UK online betting firm says government, by urging Dutch banks not to process payments, is forming illegal monopoly

BETFAIR, one of the world’s leading online betting companies, has started legal action against the Dutch government in a court case which could result in a claim for damages running into millions of Euros.  

The decision follows a letter from the Dutch Ministry of Justice urging Dutch banks not to process payments from any Dutch customers wishing to place a bet on any legal gaming Web site. The measure would block access to the services of Betfair and many other UK licensed operators.  

Mark Davies, Managing Director at Betfair, said: “This is a desperate move by the Dutch government to prevent a company that is fully licensed and regulated in jurisdictions across Europe from being accessed by residents in the Netherlands. Its actions are against the interests of the Dutch consumer and fly in the face of the EU principles of open and fair competition. This serves only to protect the Dutch government’s own gaming monopoly and keep prices high.  

“It is madness that the Netherlands, as one of the founding members of the single market, has resorted to illegal tactics that prevent consumer choice and go against the Treaty.  

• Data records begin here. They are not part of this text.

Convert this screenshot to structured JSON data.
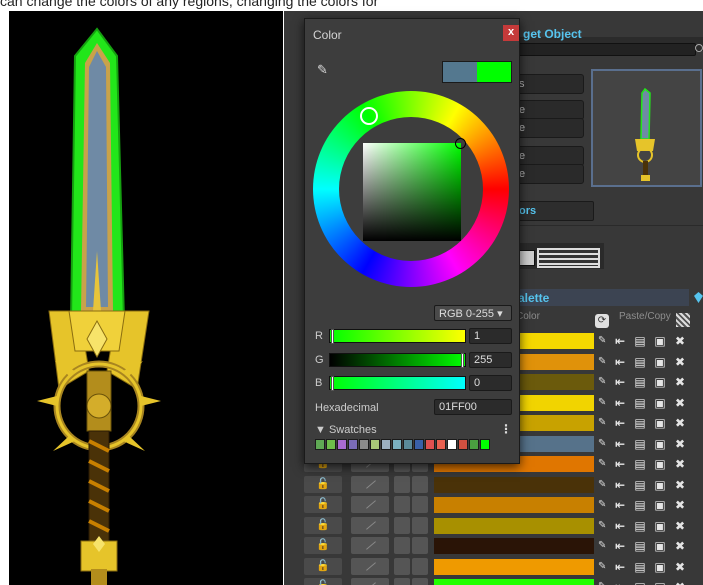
{
  "top_text": "can change the colors of any regions, changing the colors for",
  "inspector": {
    "title": "get Object",
    "fields": [
      "s",
      "e",
      "e",
      "e",
      "e"
    ],
    "colors_button": "ors",
    "palette_header": "alette",
    "col_color": "Color",
    "col_paste_copy": "Paste/Copy",
    "rows": [
      {
        "color": "#f5d800"
      },
      {
        "color": "#e0920a"
      },
      {
        "color": "#6b5a0c"
      },
      {
        "color": "#f1d400"
      },
      {
        "color": "#c8a200"
      },
      {
        "color": "#56728a"
      },
      {
        "color": "#e07600"
      },
      {
        "color": "#4a3208"
      },
      {
        "color": "#c88000"
      },
      {
        "color": "#a89000"
      },
      {
        "color": "#2a1406"
      },
      {
        "color": "#ef9a00"
      },
      {
        "color": "#22ff00"
      }
    ],
    "lock_glyph": "🔓"
  },
  "color_window": {
    "title": "Color",
    "close": "x",
    "preview_old": "#54788f",
    "preview_new": "#00ff00",
    "mode": "RGB 0-255 ▾",
    "r_label": "R",
    "r_value": "1",
    "g_label": "G",
    "g_value": "255",
    "b_label": "B",
    "b_value": "0",
    "hex_label": "Hexadecimal",
    "hex_value": "01FF00",
    "swatches_label": "▼ Swatches",
    "swatches_menu": "⋮",
    "swatches": [
      "#5fa854",
      "#6dbd4a",
      "#a86ad0",
      "#7a6bb8",
      "#8a8a8a",
      "#a8c878",
      "#9cb0c0",
      "#7ab0c0",
      "#5a8a9a",
      "#3a60a8",
      "#e05050",
      "#e86050",
      "#ffffff",
      "#d05040",
      "#4aa040",
      "#00ff00"
    ]
  }
}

“The government’s objective of shutting out foreign operators while feather-bedding domestic monopolies, one a big US multinational, and protect a cosy cartel cannot be allowed to continue. We will fight this. We will fight anyone who unlawfully prevents us and our customers from doing business.”  

Betfair has also made a formal complaint to the European Commission stating that the government’s action unlawfully protects the Dutch gaming monopoly and violates EC laws concerning the free movement of services within the EU.  

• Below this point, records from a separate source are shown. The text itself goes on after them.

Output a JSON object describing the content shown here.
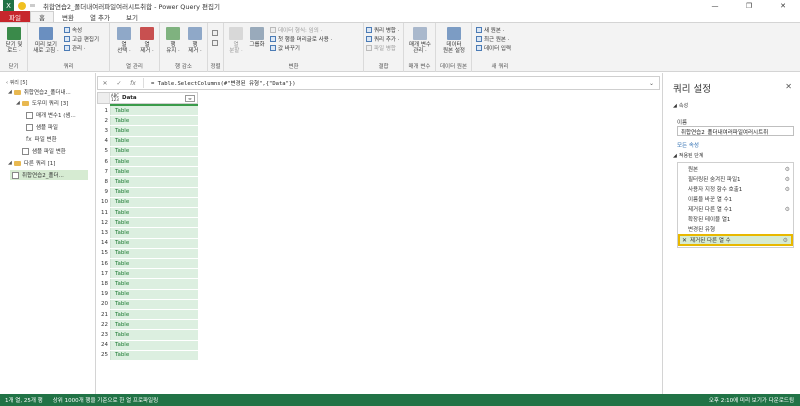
{
  "window": {
    "title": "취합연습2_폴더내여러파일여러시트취합 - Power Query 편집기"
  },
  "tabs": [
    "파일",
    "홈",
    "변환",
    "열 추가",
    "보기"
  ],
  "ribbon": {
    "close_group": {
      "btn": "닫기 및\n로드 ·",
      "label": "닫기"
    },
    "query_group": {
      "refresh": "미리 보기\n새로 고침 ·",
      "properties": "속성",
      "advanced_editor": "고급 편집기",
      "manage": "관리 ·",
      "label": "쿼리"
    },
    "columns_group": {
      "choose": "열\n선택 ·",
      "remove": "열\n제거 ·",
      "label": "열 관리"
    },
    "rows_group": {
      "keep": "행\n유지 ·",
      "remove": "행\n제거 ·",
      "label": "행 감소"
    },
    "sort_group": {
      "label": "정렬"
    },
    "transform_group": {
      "split": "열\n분할 ·",
      "group_by": "그룹화",
      "data_type": "데이터 형식: 임의 ·",
      "first_row": "첫 행을 머리글로 사용 ·",
      "replace": "값 바꾸기",
      "label": "변환"
    },
    "combine_group": {
      "merge": "쿼리 병합 ·",
      "append": "쿼리 추가 ·",
      "combine_files": "파일 병합",
      "label": "결합"
    },
    "params_group": {
      "manage": "매개 변수\n관리 ·",
      "label": "매개 변수"
    },
    "datasource_group": {
      "settings": "데이터\n원본 설정",
      "label": "데이터 원본"
    },
    "newquery_group": {
      "new_source": "새 원본 ·",
      "recent": "최근 원본 ·",
      "enter_data": "데이터 입력",
      "label": "새 쿼리"
    }
  },
  "queries": {
    "header": "쿼리 [5]",
    "items": [
      {
        "label": "취합연습2_폴더내..."
      },
      {
        "label": "도우미 쿼리 [3]"
      },
      {
        "label": "매개 변수1 (샘..."
      },
      {
        "label": "샘플 파일"
      },
      {
        "label": "파일 변환"
      },
      {
        "label": "샘플 파일 변환"
      },
      {
        "label": "다른 쿼리 [1]"
      },
      {
        "label": "취합연습2_폴더..."
      }
    ]
  },
  "formula": {
    "text": "= Table.SelectColumns(#\"변경된 유형\",{\"Data\"})"
  },
  "grid": {
    "type_label": "ABC\n123",
    "column": "Data",
    "rows": [
      {
        "n": "1",
        "v": "Table"
      },
      {
        "n": "2",
        "v": "Table"
      },
      {
        "n": "3",
        "v": "Table"
      },
      {
        "n": "4",
        "v": "Table"
      },
      {
        "n": "5",
        "v": "Table"
      },
      {
        "n": "6",
        "v": "Table"
      },
      {
        "n": "7",
        "v": "Table"
      },
      {
        "n": "8",
        "v": "Table"
      },
      {
        "n": "9",
        "v": "Table"
      },
      {
        "n": "10",
        "v": "Table"
      },
      {
        "n": "11",
        "v": "Table"
      },
      {
        "n": "12",
        "v": "Table"
      },
      {
        "n": "13",
        "v": "Table"
      },
      {
        "n": "14",
        "v": "Table"
      },
      {
        "n": "15",
        "v": "Table"
      },
      {
        "n": "16",
        "v": "Table"
      },
      {
        "n": "17",
        "v": "Table"
      },
      {
        "n": "18",
        "v": "Table"
      },
      {
        "n": "19",
        "v": "Table"
      },
      {
        "n": "20",
        "v": "Table"
      },
      {
        "n": "21",
        "v": "Table"
      },
      {
        "n": "22",
        "v": "Table"
      },
      {
        "n": "23",
        "v": "Table"
      },
      {
        "n": "24",
        "v": "Table"
      },
      {
        "n": "25",
        "v": "Table"
      }
    ]
  },
  "settings": {
    "title": "쿼리 설정",
    "properties": "속성",
    "name_label": "이름",
    "name_value": "취합연습2_폴더내여러파일여러시트취",
    "all_props": "모든 속성",
    "applied_steps": "적용된 단계",
    "steps": [
      {
        "label": "원본",
        "gear": true
      },
      {
        "label": "필터링된 숨겨진 파일1",
        "gear": true
      },
      {
        "label": "사용자 지정 함수 호출1",
        "gear": true
      },
      {
        "label": "이름을 바꾼 열 수1",
        "gear": false
      },
      {
        "label": "제거된 다른 열 수1",
        "gear": true
      },
      {
        "label": "확장된 테이블 열1",
        "gear": false
      },
      {
        "label": "변경된 유형",
        "gear": false
      },
      {
        "label": "제거된 다른 열 수",
        "gear": true,
        "selected": true
      }
    ]
  },
  "status": {
    "left": "1개 열, 25개 행",
    "middle": "상위 1000개 행을 기준으로 한 열 프로파일링",
    "right": "오후 2:10에 미리 보기가 다운로드됨"
  },
  "colors": {
    "accent_green": "#217346",
    "file_tab": "#c7262c",
    "selected_highlight": "#e8b800"
  }
}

More info provided by Betfair
Where has the action been filed?The action has been filed with the Civil District Court of The Hague. The Defendant is the State of the Netherlands (Ministry of Justice).  

What is the purpose of the action?The action is aimed at obtaining a declaratory judgment to the effect that the recent actions of the Ministry of Justice (financial blocking by calling for a boycott by financial institutions) and the underlying policy are unlawful. Betfair will then continue the proceedings with a claim for damages.  

Betfair is arguing that the Dutch Ministry of Justice does not have the power, under Dutch law, to make the request contained in its letter and that sending this letter constitutes an unlawful act towards Betfair. As EC law can also be applied directly by the Dutch courts, Betfair is arguing in these proceedings that the Dutch government, by taking such a step, is acting in breach of EC law (ie in breach of the principles of the freedom to provide services in the EU and the free movement of capital in the EU).  

In addition, as EC law is relevant to this case, Betfair has also made an official complaint to the European Commission, urging the Commission both to continue with its infringement proceedings against the Netherlands and to require the Dutch Ministry of Justice to withdraw its letter.  

The European Commission has questioned the lawfulness of current Dutch gambling legislation, having started proceedings for infringement of the EC Treaty against the Netherlands in 2006. These infringement proceedings have now progressed from a letter of Formal Notice to a Reasoned Opinion. This is the second of three stages; the final stage is a referral by the European Commission to the European Court of Justice.  

The Reasoned Opinion was sent to the Dutch Ministry of Justice by the European Commission more than a year ago. However, the Dutch government has only recently published it.  

In addition to the infringement proceedings, two Dutch courts – the Supreme Court and the Council of State – have referred cases involving UK gambling companies (Ladbrokes and Betfair) to the European Court of Justice. The timing of the Ministry of Justice in sending these letters to banks is also questionable given that the ECJ has yet to rule on questions around the compatibility of the Dutch Betting & Gaming Act with EC law.  

The primary impact of the letter issued by the Dutch Ministry of Justice is that Dutch residents with domestic accounts at banks based in the Netherlands will be unable to deposit funds on Betfair’s website. Therefore, Betfair is seeking a declaration from the Dutch courts that the letter of the Dutch Ministry of Justice is illegal and, following that, claim damages based on the revenue the company would lose as a result of the Ministry’s actions.  

Betfair is only passively available in Holland and is not actively pursuing customers in the country, and so the move by the government is one predominantly against the activities of Dutch citizens who independently seek out the services offered by Betfair.